Flaxseeds. They're not on the top of the food trend lists at the moment. In fact, they’ve been around for a while – and you’ve likely heard of them, if not already tried them yourself. And maybe you've forgotten about them. Flax is nutty, crunchy, and usually in recipes it plays more of a supporting role. Flaxseeds are something you might just add to a dish for a little crunch.
BUT, when it comes to nutrition, flax is a star!
Flax contains both soluble and insoluble fibre; both are beneficial for health. In fact, 1 tablespoon (15ml/7.1g) of ground flaxseeds will give you 2g of fibre (plus a little over 1g of protein).
It's time to consider adding flax to your diet again, here's why!
Here are 5 Facts on Flax (try saying that three times fast).
Flaxseeds may help:
1. Lower blood pressure in people with high blood pressure (a risk factor for heart disease) according to this study.
2. Lower total cholesterol and LDL (aka “bad”) cholesterol (also a risk factor for heart disease), says this study.
Proof is in the pudding (or labelling claim in this case): Health Canada approved a health claim reviewing evidence showing a link between consuming ground whole flaxseeds and lowering blood cholesterol.
3. Flaxseeds are loaded with alpha-linolenic acid (ALA) which is a type of omega-3 fat (aka a healthy fat), that may help to decrease your risk of heart disease. One systematic review and meta-analysis looking at several studies suggests alpha-linolenic acid has an association with moderately lower risk of heart disease.
Woot! Over 50% of the fat content found in flaxseeds are omega-3 fat ALA’s!
Quick Tip: Give flaxseed oil a try (drizzle on salads, add to smoothies), as it will give you a boost in ALA omega-3 fats. But keep in mind that flaxseed oil doesn’t have the fibre, protein, or lignan content found in the seed.
4. Relieve menopausal symptoms of hot flashes, although results from studies have been mixed. (Hey, if you’ve lived through hot flashes, it’s worth a try!)
5. Lower risk of breast cancer, as seen in this paper. Flaxseeds contain a rich source of lignans (phytonutrient), a compound in plants that may play a protective role against some cancers.
Quick Tip: Make sure to grind flaxseeds to get the full benefits of the healthy fats and lignans. You can find whole flaxseeds available in two colours, a dark brown and a golden hue. When it comes to fibre, omega-3 fats, lignans, and protein, you’ll get the same nutritional benefits.

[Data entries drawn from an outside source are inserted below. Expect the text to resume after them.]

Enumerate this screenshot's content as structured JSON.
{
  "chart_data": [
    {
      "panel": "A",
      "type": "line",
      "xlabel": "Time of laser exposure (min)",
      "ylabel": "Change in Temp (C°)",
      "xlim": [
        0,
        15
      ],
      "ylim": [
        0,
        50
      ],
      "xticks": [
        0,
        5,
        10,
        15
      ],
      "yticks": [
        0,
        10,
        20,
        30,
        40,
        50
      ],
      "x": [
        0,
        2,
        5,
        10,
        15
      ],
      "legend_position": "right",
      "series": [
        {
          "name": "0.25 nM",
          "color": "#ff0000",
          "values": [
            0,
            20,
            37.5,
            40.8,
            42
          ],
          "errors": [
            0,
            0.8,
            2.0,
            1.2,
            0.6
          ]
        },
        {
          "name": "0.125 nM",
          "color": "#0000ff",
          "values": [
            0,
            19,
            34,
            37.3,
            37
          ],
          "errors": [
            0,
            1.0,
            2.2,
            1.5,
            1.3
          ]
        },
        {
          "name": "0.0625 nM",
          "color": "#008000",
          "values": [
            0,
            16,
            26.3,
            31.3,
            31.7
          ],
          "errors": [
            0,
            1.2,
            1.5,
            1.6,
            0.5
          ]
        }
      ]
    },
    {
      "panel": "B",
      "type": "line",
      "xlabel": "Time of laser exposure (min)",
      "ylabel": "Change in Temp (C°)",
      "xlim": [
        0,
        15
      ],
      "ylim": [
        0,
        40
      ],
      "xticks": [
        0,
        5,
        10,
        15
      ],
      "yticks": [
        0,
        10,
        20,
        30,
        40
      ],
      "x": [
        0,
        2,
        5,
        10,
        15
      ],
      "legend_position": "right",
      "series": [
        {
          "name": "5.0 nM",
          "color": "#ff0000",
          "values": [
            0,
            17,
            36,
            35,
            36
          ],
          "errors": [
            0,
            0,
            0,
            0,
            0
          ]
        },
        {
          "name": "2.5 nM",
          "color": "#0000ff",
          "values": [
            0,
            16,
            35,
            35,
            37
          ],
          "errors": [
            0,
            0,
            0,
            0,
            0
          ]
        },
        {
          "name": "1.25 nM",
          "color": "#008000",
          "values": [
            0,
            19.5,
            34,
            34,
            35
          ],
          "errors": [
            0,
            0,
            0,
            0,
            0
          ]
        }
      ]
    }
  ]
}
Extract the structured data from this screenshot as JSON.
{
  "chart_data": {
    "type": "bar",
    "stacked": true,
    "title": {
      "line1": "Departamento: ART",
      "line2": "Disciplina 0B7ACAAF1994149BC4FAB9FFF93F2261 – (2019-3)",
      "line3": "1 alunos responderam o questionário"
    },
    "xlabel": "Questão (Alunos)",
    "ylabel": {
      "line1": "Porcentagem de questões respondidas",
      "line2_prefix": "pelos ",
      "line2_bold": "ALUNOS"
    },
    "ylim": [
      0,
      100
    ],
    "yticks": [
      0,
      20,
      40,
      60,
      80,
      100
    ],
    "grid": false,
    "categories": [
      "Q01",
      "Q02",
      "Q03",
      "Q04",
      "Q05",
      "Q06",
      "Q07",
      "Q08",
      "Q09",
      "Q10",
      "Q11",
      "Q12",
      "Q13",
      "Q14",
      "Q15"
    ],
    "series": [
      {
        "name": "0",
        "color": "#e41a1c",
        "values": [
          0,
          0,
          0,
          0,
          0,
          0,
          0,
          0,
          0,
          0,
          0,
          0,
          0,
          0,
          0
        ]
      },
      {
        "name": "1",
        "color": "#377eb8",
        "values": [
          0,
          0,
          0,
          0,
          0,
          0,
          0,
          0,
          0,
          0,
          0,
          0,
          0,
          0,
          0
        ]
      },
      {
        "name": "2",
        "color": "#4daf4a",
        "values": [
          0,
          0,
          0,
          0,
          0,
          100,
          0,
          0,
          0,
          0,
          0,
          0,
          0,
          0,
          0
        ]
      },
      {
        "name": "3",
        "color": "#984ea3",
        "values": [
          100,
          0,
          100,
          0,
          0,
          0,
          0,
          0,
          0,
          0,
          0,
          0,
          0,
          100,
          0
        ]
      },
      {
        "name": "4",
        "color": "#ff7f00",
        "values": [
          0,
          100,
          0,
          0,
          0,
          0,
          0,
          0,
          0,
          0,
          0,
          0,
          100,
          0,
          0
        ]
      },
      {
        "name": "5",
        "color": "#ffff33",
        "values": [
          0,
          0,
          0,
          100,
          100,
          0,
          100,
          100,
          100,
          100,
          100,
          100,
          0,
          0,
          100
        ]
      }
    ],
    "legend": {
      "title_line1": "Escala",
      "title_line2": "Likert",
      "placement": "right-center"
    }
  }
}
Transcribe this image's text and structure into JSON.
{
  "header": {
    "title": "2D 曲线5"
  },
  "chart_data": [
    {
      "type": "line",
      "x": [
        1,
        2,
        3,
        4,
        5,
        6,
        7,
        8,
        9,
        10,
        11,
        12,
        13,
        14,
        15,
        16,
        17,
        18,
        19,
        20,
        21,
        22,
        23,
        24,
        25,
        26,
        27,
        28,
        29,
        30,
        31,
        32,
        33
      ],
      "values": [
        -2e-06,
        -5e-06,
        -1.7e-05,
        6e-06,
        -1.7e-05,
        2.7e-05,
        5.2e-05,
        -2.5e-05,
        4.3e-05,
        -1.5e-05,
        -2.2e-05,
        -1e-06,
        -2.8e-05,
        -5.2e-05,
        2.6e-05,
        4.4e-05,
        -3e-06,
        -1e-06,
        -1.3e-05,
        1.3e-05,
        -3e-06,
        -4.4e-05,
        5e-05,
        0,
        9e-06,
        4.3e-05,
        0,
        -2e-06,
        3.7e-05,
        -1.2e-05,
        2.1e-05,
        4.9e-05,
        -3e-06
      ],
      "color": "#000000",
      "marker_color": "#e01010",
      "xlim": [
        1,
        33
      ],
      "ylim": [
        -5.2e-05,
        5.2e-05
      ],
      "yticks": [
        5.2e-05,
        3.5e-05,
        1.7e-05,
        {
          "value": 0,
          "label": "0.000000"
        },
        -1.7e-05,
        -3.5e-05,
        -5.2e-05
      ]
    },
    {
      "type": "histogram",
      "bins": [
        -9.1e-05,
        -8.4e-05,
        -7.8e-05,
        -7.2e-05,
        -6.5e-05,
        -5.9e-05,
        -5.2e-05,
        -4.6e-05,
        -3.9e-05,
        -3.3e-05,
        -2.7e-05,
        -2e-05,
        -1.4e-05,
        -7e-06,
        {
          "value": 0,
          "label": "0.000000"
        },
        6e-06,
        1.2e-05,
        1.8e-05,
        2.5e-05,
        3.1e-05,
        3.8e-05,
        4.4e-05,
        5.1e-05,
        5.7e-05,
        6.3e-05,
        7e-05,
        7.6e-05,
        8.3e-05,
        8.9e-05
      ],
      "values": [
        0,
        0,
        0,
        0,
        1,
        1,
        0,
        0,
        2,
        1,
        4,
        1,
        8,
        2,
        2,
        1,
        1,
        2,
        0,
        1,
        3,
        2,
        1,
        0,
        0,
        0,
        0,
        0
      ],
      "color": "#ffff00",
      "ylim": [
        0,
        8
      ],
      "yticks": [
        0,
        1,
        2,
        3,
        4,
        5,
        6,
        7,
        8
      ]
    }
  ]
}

One final word: we think flax is super; but it’s not a miracle food. In fact, there’s no one ‘super food’ that will make or break your health on its own. As always, an overall healthy eating pattern is what counts. In our books, flax definitely fits into a healthier diet to build a better you.
And, if you have any special health considerations/diets or are pregnant/lactating and not sure about flax, talk to your health care professional before adding more flax into your day.
Jessica and Shannon
Caligiuri SP et al. Flaxseed consumption reduces blood pressure in patients with hypertension by altering circulating oxylipins via an α-linolenic acid-induced inhibition of soluble epoxide hydrolase. Hypertension. 2014;64(1):53-59. doi: 10.1161/HYPERTENSIONAHA.114.03179.
Edel AL et al. Dietary flaxseed independently lowers circulating cholesterol and lowers it beyond the effects of cholesterol-lowering medications alone in patients with peripheral artery disease. J Nutr. 2015;145(4):749-757. doi: 10.3945/jn.114.204594.
Flax Council of Canada. Retrieved from https://flaxcouncil.ca/
Flower G et al. Flax and Breast Cancer: A Systematic Review. Integr Cancer Ther. 2014;13(3):181-192. doi: 10.1177/1534735413502076.
Health Canada. Bureau of Nutritional Sciences, Food Directorate, Health Products and Food Branch Health Canada. (2014). Summary of Health Canada's Assessment of a Health Claim about Ground Whole Flaxseed and Blood Cholesterol Lowering. Retrieved from https://www.canada.ca/content/dam/hc-sc/migration/hc-sc/fn-an/alt_formats/pdf/label-etiquet/claims-reclam/assess-evalu/flaxseed-graines-de-lin-eng.pdf
HealthyFlax.org. Retrieved from https://healthyflax.org/
Pan A et al. a-Linolenic acid and risk of cardiovascular disease: a systematic review and meta-analysis. Am J Clin Nutr. 2012;96(6):1262-1273. doi: 10.3945/ajcn.112.044040.
Pruthi S et al. Pilot evaluation of flaxseed for the management of hot flashes. J Soc Integr Oncol. 2007;5(3):106-112
Pruthi S et al. A phase III, randomized, placebo-controlled, double-blind trial of flaxseed for the treatment of hot flashes: North Central Cancer Treatment Group N08C7. Menopause. 2012;19(1):48-53. doi: 10.1097/gme.0b013e318223b021.
Values on nutrition content is taken from the Canadian Nutrient File.